Mr Fitzpatrick, who witnesses say provided an extraordinary level of care to Mr Thompson after his accident in 1986, claims in the alternative that the nature of their relationship made him "a member of the family" of Mr Thompson, so giving him similar though lesser rights under the 1977 Act.
The two men first met in 1969 and lived together in a stable and monogamous relationship in South African-born Mr Thompson's west London flat from about 1976. A notice-to-quit followed Mr Thompson's death in November 1994.
The landlords trade under the name Sterling Housing Association Limited. But when Mr Fitzpatrick first applied, unsuccessfully, at the West London County Court to take over the tenancy, they admitted that they were not a registered housing association and that the 1977 Act, which covers private- sector lettings, applied.
At the time of John Thompson's death the weekly rent of the basement and ground floor flat, on which Hammersmith & Fulham Council have spent thousands of pounds to adapt for his needs, was pounds 19.50, although the landlords could have applied to have it raised. The top two floors of the building have long stood empty.
Mr Fitzpatrick, a Dublin-born former Royal Navy serviceman who defies the "passive" gay stereotype, says that in the early days their relationship might have seemed unusual - "not only was I going out with a guy, but he was a black guy," he says. "We were so close ... I would say we were like hubby and wife. We were loving people. I just loved him so much."

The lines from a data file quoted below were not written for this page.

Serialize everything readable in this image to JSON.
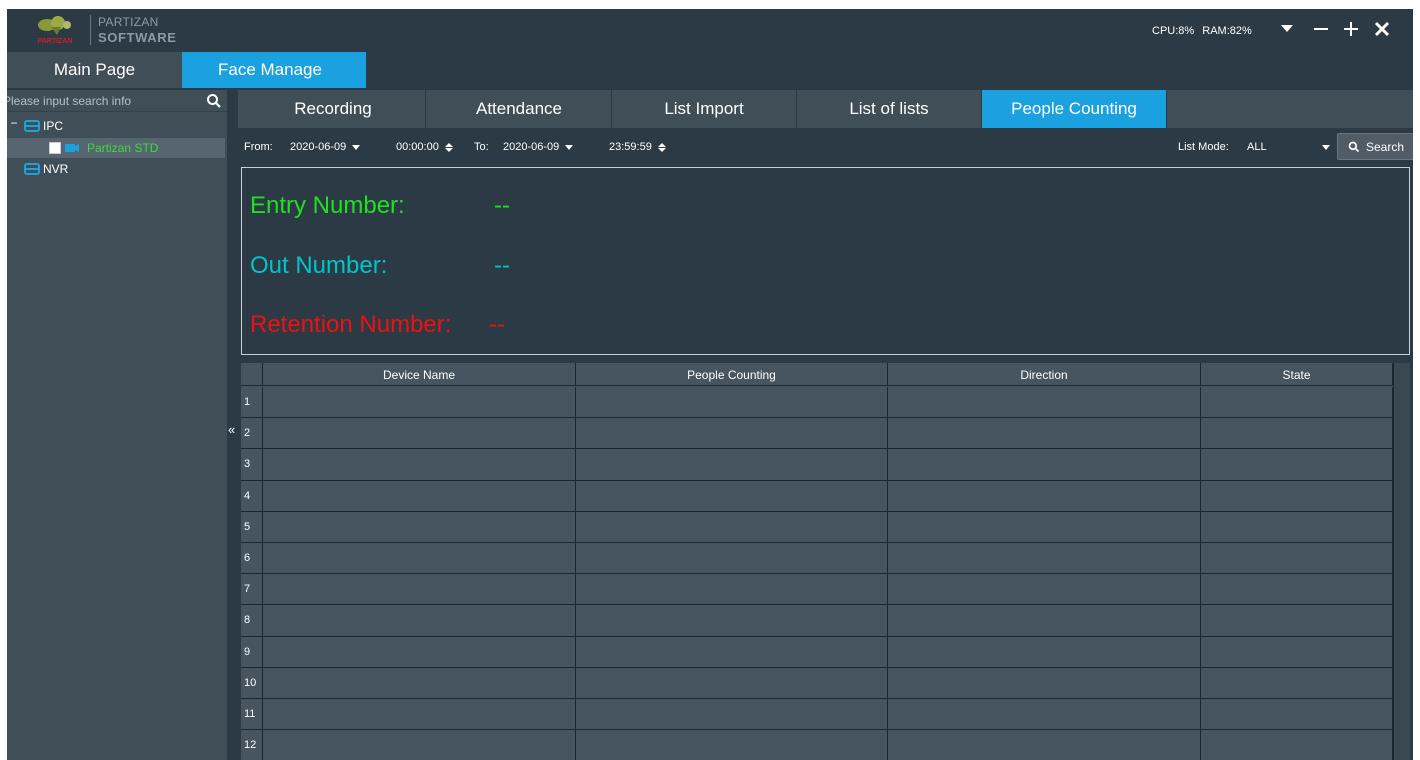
{
  "app": {
    "brand_line1": "PARTIZAN",
    "brand_line2": "SOFTWARE",
    "logo_text": "PARTIZAN",
    "cpu": "CPU:8%",
    "ram": "RAM:82%",
    "controls": {
      "menu": "menu-caret",
      "minimize": "—",
      "maximize": "+",
      "close": "✕"
    }
  },
  "main_tabs": [
    {
      "label": "Main Page",
      "active": false
    },
    {
      "label": "Face Manage",
      "active": true
    }
  ],
  "sidebar": {
    "search_placeholder": "Please input search info",
    "tree": {
      "ipc": {
        "label": "IPC",
        "expanded": true,
        "collapse_symbol": "−"
      },
      "partizan_std": {
        "label": "Partizan STD",
        "checked": false
      },
      "nvr": {
        "label": "NVR"
      }
    },
    "collapse_arrow": "«"
  },
  "sub_tabs": [
    {
      "label": "Recording",
      "active": false
    },
    {
      "label": "Attendance",
      "active": false
    },
    {
      "label": "List Import",
      "active": false
    },
    {
      "label": "List of lists",
      "active": false
    },
    {
      "label": "People Counting",
      "active": true
    }
  ],
  "filter": {
    "from_label": "From:",
    "from_date": "2020-06-09",
    "from_time": "00:00:00",
    "to_label": "To:",
    "to_date": "2020-06-09",
    "to_time": "23:59:59",
    "list_mode_label": "List Mode:",
    "list_mode_value": "ALL",
    "search_label": "Search"
  },
  "stats": {
    "entry_label": "Entry Number:",
    "entry_value": "--",
    "out_label": "Out Number:",
    "out_value": "--",
    "retention_label": "Retention Number:",
    "retention_value": "--",
    "colors": {
      "entry": "#1fe11f",
      "out": "#00c6cc",
      "retention": "#ee1111"
    }
  },
  "table": {
    "columns": [
      "Device Name",
      "People Counting",
      "Direction",
      "State"
    ],
    "row_numbers": [
      "1",
      "2",
      "3",
      "4",
      "5",
      "6",
      "7",
      "8",
      "9",
      "10",
      "11",
      "12"
    ]
  },
  "colors": {
    "accent": "#1ba0e0",
    "background": "#2b3a44",
    "panel": "#404e58"
  }
}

Mr Thompson, a former silversmith, suffered severe and irreversible brain damage after a fall downstairs. Mr Fitzpatrick was treated as next-of-kin when his partner underwent two major brain operations. He felt Mr Thompson would never make progress in hospital and took him home to administer round-the-clock care that would last nine years. He gave up his mobile snack-bar business and became an expert full-time carer, keeping pressure sores at bay and learning how to change catheters. He devised a method of feeding Mr Thompson with a gastric tube through the nose - including pints of Guinness during trips out. He taught him to blink once for "yes", twice for "no". "I made him feel he was alive," Mr Fitzpatrick says.
Four-fifths of Greater London local authorities already allow equal rights of succession to same-sex couples. Guidance from the National Federation of Housing Associations urges its members to grant equal rights, and many associations do so.